Tahar Ben Ammar était un grand propriétaire terrien. Il continua l’oeuvre de son père, qui était propriétaire de plusieurs domaines agricoles à Bourada, Kharja (pont de Bizerte) et Cebala, qu’il gérait en utilisant les techniques agricoles les plus modernes, à l’instar des colons français.
Tahar Ben Ammar vivait les empiétements de la colonisation et subissait sa concurrence déloyale.
Tahar Ben Ammar et les revendications nationales
Suite à la publication du livre de Abdelaziz Thaalbi, la Tunisie Martyr, une première délégation tunisienne part à Paris, le 6 juin 1920, pour présenter les revendications nationales. Tahar Ben Ammar la rejoint le 17 juin. Ce qui permit à la délégation, grâce à ses connaissances, de rencontrer des parlementaires français.
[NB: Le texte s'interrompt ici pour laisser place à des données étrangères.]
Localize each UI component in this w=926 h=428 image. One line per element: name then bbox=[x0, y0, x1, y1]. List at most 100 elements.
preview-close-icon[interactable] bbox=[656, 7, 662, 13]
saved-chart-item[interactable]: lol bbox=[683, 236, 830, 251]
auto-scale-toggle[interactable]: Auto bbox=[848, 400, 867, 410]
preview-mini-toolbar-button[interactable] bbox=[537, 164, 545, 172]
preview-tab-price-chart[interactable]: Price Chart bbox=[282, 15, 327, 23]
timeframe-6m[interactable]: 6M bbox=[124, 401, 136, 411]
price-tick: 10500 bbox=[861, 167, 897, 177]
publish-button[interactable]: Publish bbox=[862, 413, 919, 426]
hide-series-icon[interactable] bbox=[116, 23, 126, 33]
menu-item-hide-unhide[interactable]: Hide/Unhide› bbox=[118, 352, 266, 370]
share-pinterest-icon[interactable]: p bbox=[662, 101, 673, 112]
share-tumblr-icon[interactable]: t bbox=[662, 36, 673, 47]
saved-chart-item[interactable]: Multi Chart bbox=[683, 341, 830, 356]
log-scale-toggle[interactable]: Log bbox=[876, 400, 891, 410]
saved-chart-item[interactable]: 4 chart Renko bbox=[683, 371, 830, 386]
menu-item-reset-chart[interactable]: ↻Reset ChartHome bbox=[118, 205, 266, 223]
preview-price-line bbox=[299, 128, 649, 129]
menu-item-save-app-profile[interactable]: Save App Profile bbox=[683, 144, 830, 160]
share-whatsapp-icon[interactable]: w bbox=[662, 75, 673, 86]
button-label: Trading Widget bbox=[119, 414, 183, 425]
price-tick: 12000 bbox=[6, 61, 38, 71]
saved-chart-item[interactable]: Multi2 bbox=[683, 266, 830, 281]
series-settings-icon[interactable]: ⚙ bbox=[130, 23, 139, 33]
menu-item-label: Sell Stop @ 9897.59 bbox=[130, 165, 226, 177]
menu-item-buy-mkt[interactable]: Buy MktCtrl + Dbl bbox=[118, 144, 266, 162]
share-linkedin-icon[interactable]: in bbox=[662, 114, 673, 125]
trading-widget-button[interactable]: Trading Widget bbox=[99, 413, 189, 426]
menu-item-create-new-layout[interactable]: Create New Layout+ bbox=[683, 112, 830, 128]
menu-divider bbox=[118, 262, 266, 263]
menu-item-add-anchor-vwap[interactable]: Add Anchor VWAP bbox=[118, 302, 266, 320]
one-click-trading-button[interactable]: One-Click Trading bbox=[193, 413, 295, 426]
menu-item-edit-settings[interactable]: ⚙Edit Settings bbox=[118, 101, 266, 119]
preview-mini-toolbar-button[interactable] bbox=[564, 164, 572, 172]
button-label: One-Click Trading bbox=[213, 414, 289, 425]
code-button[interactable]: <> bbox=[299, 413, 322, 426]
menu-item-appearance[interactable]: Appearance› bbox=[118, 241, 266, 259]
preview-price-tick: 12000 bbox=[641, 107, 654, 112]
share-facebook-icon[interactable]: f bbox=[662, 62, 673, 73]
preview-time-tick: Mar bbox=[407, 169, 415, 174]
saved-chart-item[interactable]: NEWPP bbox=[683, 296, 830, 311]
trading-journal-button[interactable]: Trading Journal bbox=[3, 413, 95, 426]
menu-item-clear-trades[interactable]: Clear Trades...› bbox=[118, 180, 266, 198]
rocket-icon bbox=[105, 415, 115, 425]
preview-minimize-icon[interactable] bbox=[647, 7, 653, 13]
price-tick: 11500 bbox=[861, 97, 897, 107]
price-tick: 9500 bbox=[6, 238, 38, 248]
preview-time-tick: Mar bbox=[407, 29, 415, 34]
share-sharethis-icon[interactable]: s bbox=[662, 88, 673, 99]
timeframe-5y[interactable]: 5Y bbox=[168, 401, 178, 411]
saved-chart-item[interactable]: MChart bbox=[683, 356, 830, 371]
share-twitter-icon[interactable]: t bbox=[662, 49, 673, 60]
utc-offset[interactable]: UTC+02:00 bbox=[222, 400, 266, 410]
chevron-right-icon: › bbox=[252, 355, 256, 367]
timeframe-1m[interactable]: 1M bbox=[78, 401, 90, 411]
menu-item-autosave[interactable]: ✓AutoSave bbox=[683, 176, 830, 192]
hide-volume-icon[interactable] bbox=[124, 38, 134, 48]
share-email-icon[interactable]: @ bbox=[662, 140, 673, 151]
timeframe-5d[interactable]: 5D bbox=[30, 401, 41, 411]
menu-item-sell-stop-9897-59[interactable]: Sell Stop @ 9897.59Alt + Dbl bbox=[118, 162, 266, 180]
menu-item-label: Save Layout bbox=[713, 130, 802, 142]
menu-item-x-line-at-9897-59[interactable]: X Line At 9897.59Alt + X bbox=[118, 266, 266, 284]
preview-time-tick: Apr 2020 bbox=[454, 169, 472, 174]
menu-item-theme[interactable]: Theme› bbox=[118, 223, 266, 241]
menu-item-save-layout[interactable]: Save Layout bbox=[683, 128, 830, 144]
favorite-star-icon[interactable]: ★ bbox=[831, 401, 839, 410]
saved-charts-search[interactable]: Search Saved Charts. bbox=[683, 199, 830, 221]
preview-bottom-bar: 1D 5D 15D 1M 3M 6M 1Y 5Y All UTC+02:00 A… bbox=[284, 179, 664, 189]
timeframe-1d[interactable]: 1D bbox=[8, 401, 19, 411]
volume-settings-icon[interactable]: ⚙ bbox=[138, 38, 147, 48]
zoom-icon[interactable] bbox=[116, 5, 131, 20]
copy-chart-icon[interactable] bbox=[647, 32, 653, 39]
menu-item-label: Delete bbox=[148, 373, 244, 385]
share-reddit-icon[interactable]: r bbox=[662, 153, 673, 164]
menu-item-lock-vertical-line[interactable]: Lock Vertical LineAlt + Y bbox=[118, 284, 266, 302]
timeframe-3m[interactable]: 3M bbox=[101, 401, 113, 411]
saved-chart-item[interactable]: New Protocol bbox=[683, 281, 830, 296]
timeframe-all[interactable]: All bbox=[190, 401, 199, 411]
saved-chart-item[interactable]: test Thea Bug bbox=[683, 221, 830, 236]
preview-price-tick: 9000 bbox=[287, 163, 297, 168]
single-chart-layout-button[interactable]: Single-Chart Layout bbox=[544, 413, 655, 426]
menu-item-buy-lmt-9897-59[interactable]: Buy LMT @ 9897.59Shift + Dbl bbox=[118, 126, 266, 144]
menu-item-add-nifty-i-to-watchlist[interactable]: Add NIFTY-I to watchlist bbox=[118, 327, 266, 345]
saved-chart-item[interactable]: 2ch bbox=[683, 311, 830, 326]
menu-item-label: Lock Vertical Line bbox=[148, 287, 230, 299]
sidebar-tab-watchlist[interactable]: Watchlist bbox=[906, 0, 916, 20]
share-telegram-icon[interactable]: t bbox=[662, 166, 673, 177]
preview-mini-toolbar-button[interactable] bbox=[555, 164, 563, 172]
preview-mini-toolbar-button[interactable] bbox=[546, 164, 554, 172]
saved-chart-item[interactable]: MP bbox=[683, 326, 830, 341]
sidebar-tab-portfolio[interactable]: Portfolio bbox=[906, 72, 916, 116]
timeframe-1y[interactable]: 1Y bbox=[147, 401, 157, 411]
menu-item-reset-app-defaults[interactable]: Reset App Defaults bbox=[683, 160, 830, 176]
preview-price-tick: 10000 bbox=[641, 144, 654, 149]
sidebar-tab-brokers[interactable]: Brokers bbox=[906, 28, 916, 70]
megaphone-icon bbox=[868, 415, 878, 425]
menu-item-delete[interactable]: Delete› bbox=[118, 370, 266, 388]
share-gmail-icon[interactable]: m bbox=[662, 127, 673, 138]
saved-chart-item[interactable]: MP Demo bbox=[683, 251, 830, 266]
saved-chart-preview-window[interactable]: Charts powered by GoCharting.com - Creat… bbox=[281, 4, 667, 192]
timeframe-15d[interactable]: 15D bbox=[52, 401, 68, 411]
Il préside la deuxième délégation tunisienne (décembre 1920-janvier 1921), qui réussit à rencontrer le président du Conseil Georges Leygues et son successeur Aristide Briand. Faisant valoir les revendications tunisiennes, Tahar Ben Ammar affirme : « Nous demandons une chambre délibérative élue au suffrage universel ou, à défaut, au suffrage le plus large, à condition d’en assurer l’indépendance complète vis-à-vis de l’administration, où siégeraient, en nombre égal, Français et Tunisiens, dans une collaboration permanente, pour que les Français profitent de notre expérience et pour que nous profitions des expériences des Français» (Journal Le Temps, 30 janvier 1921). Après sa participation au parti Destour, qui venait d’être créé, Tahar Ben Ammar rejoint le parti réformiste, en décembre 1921.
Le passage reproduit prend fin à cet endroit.